When I play a NSMB game, I don’t feel any passion. Not compared to the earlier Mario games. I believe the reason why is because the developers, themselves, were passion-less when making the game. They didn’t want to make it, and that passion-less is communicated to the gamer. With something like Mega Man 2, which was made by Capcom employees in their spare time, that game draws out a ton of passion because it was made with passion. It’s like when you go to an orchestra, and you see musicians swaying and moving with the music, you get into it too. (Oh wait, who am I kidding? Gamers don’t go to orchestras. Disregard.) It’s like when you view a youtube commentator, and you get into it because he or she is really into it.
Why do we have so many game developers talking business models, speaking of franchises, and other business lingo? Their job isn’t to be business gurus. It’s like it is sucking the passion out of them. They are passionate about business models today, not games, passionate about making ‘franchises’, but not passionate about making a universe.
I even have the sense that Wii Sports and Wii Fit were passion projects. Hell, even the Wii itself. But the Wii U feels passion-less as if it were assembled to do nothing but ‘check those boxes’ of some corporate requirement list. Even passionate hatred is a good sign. The passionate hatred people had for Wii Sports was matched by the love people had for the game. Notice that people had passionate hatred for the little Wii, but there is no passionate hatred for the Wii U.

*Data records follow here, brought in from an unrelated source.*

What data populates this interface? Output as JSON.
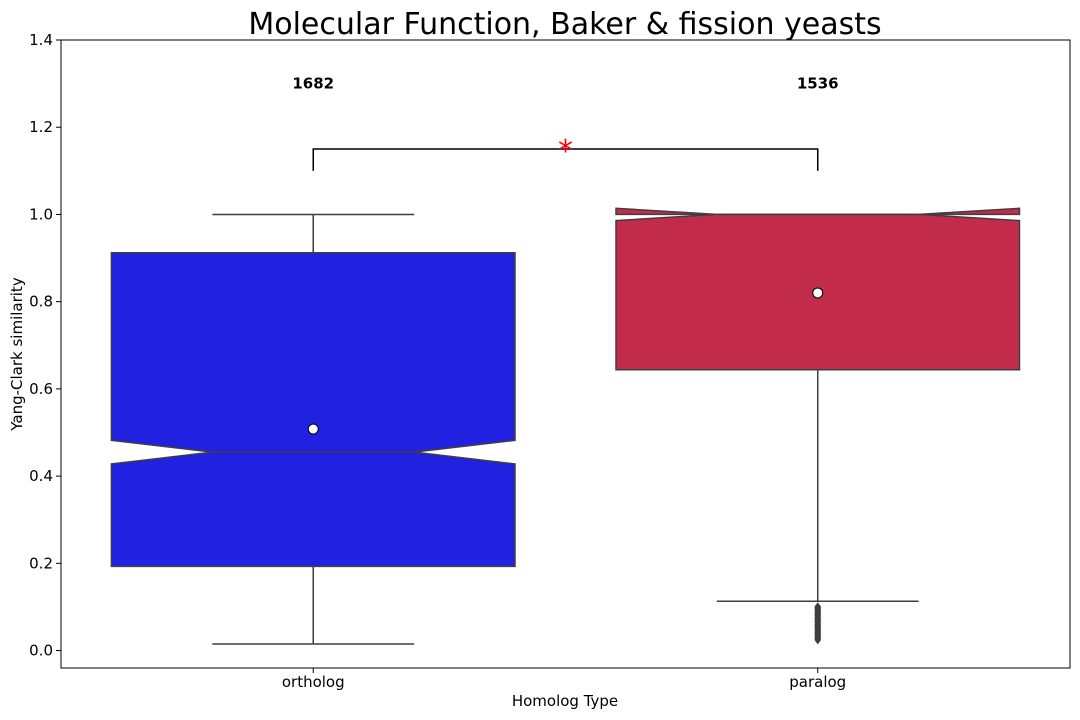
{
  "chart_data": {
    "type": "box",
    "title": "Molecular Function, Baker & fission yeasts",
    "xlabel": "Homolog Type",
    "ylabel": "Yang-Clark similarity",
    "ylim": [
      -0.04,
      1.4
    ],
    "yticks": [
      0.0,
      0.2,
      0.4,
      0.6,
      0.8,
      1.0,
      1.2,
      1.4
    ],
    "ytick_labels": [
      "0.0",
      "0.2",
      "0.4",
      "0.6",
      "0.8",
      "1.0",
      "1.2",
      "1.4"
    ],
    "notched": true,
    "categories": [
      "ortholog",
      "paralog"
    ],
    "boxes": [
      {
        "name": "ortholog",
        "color": "#2121e2",
        "count_label": "1682",
        "whisker_low": 0.015,
        "q1": 0.193,
        "median": 0.455,
        "q3": 0.912,
        "whisker_high": 1.0,
        "notch_low": 0.428,
        "notch_high": 0.482,
        "mean": 0.508,
        "outliers": []
      },
      {
        "name": "paralog",
        "color": "#c32b4b",
        "count_label": "1536",
        "whisker_low": 0.113,
        "q1": 0.644,
        "median": 1.0,
        "q3": 1.0,
        "whisker_high": 1.0,
        "notch_low": 0.986,
        "notch_high": 1.014,
        "mean": 0.82,
        "outliers": [
          0.1,
          0.095,
          0.09,
          0.085,
          0.08,
          0.075,
          0.07,
          0.065,
          0.06,
          0.055,
          0.05,
          0.045,
          0.04,
          0.035,
          0.03,
          0.025
        ]
      }
    ],
    "significance": {
      "label": "*",
      "color": "#ff0000",
      "bar_y": 1.15,
      "leg_y": 1.1
    },
    "count_label_y": 1.3
  }
}
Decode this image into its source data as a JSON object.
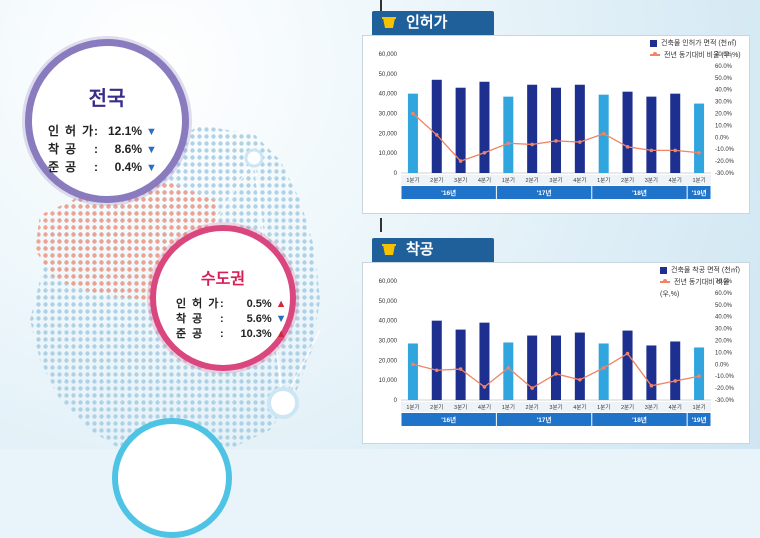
{
  "map_stats": {
    "national": {
      "title": "전국",
      "rows": [
        {
          "label": "인허가",
          "colon": ":",
          "value": "12.1%",
          "direction": "down"
        },
        {
          "label": "착공",
          "colon": ":",
          "value": "8.6%",
          "direction": "down"
        },
        {
          "label": "준공",
          "colon": ":",
          "value": "0.4%",
          "direction": "down"
        }
      ]
    },
    "capital": {
      "title": "수도권",
      "rows": [
        {
          "label": "인허가",
          "colon": ":",
          "value": "0.5%",
          "direction": "up"
        },
        {
          "label": "착공",
          "colon": ":",
          "value": "5.6%",
          "direction": "down"
        },
        {
          "label": "준공",
          "colon": ":",
          "value": "10.3%",
          "direction": "up"
        }
      ]
    }
  },
  "chart_data": [
    {
      "type": "bar",
      "panel_title": "인허가",
      "legend": [
        "건축물 인허가 면적 (천㎡)",
        "전년 동기대비 비율 (우,%)"
      ],
      "categories": [
        "1분기",
        "2분기",
        "3분기",
        "4분기",
        "1분기",
        "2분기",
        "3분기",
        "4분기",
        "1분기",
        "2분기",
        "3분기",
        "4분기",
        "1분기"
      ],
      "years": [
        {
          "label": "'16년",
          "span": 4
        },
        {
          "label": "'17년",
          "span": 4
        },
        {
          "label": "'18년",
          "span": 4
        },
        {
          "label": "'19년",
          "span": 1
        }
      ],
      "series": [
        {
          "name": "건축물 인허가 면적 (천㎡)",
          "axis": "left",
          "values": [
            40000,
            47000,
            43000,
            46000,
            38500,
            44500,
            43000,
            44500,
            39500,
            41000,
            38500,
            40000,
            35000
          ]
        },
        {
          "name": "전년 동기대비 비율 (우,%)",
          "axis": "right",
          "values": [
            20,
            2,
            -20,
            -13,
            -5,
            -6,
            -3,
            -4,
            3,
            -8,
            -11,
            -11,
            -13
          ]
        }
      ],
      "ylim_left": [
        0,
        60000
      ],
      "yticks_left": [
        "0",
        "10,000",
        "20,000",
        "30,000",
        "40,000",
        "50,000",
        "60,000"
      ],
      "ylim_right": [
        -30,
        70
      ],
      "yticks_right": [
        "-30.0%",
        "-20.0%",
        "-10.0%",
        "0.0%",
        "10.0%",
        "20.0%",
        "30.0%",
        "40.0%",
        "50.0%",
        "60.0%",
        "70.0%"
      ],
      "colors": {
        "bar_first": "#31a5de",
        "bar_rest": "#1d2f8f",
        "line": "#f08466",
        "year_band": "#1f73c9"
      }
    },
    {
      "type": "bar",
      "panel_title": "착공",
      "legend": [
        "건축물 착공 면적 (천㎡)",
        "전년 동기대비 비율 (우,%)"
      ],
      "categories": [
        "1분기",
        "2분기",
        "3분기",
        "4분기",
        "1분기",
        "2분기",
        "3분기",
        "4분기",
        "1분기",
        "2분기",
        "3분기",
        "4분기",
        "1분기"
      ],
      "years": [
        {
          "label": "'16년",
          "span": 4
        },
        {
          "label": "'17년",
          "span": 4
        },
        {
          "label": "'18년",
          "span": 4
        },
        {
          "label": "'19년",
          "span": 1
        }
      ],
      "series": [
        {
          "name": "건축물 착공 면적 (천㎡)",
          "axis": "left",
          "values": [
            28500,
            40000,
            35500,
            39000,
            29000,
            32500,
            32500,
            34000,
            28500,
            35000,
            27500,
            29500,
            26500
          ]
        },
        {
          "name": "전년 동기대비 비율 (우,%)",
          "axis": "right",
          "values": [
            0,
            -5,
            -4,
            -19,
            -3,
            -20,
            -8,
            -13,
            -3,
            9,
            -18,
            -14,
            -10
          ]
        }
      ],
      "ylim_left": [
        0,
        60000
      ],
      "yticks_left": [
        "0",
        "10,000",
        "20,000",
        "30,000",
        "40,000",
        "50,000",
        "60,000"
      ],
      "ylim_right": [
        -30,
        70
      ],
      "yticks_right": [
        "-30.0%",
        "-20.0%",
        "-10.0%",
        "0.0%",
        "10.0%",
        "20.0%",
        "30.0%",
        "40.0%",
        "50.0%",
        "60.0%",
        "70.0%"
      ],
      "colors": {
        "bar_first": "#31a5de",
        "bar_rest": "#1d2f8f",
        "line": "#f08466",
        "year_band": "#1f73c9"
      }
    }
  ]
}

Even with games I dislike, such as Dark Souls, I am appreciative that people are so passionate about it. I want to see gamers passionate, not just hardcore gamer hype-drugged drones marching to manipulative marketing to buy the latest AAA game. The E3 2004 Twilight Princess trailer response is the response I want gamers to have to every game that comes out. Instead, it is like every game is boring these days, and we keep playing them zombie-like in hopes we stumble across something passionate.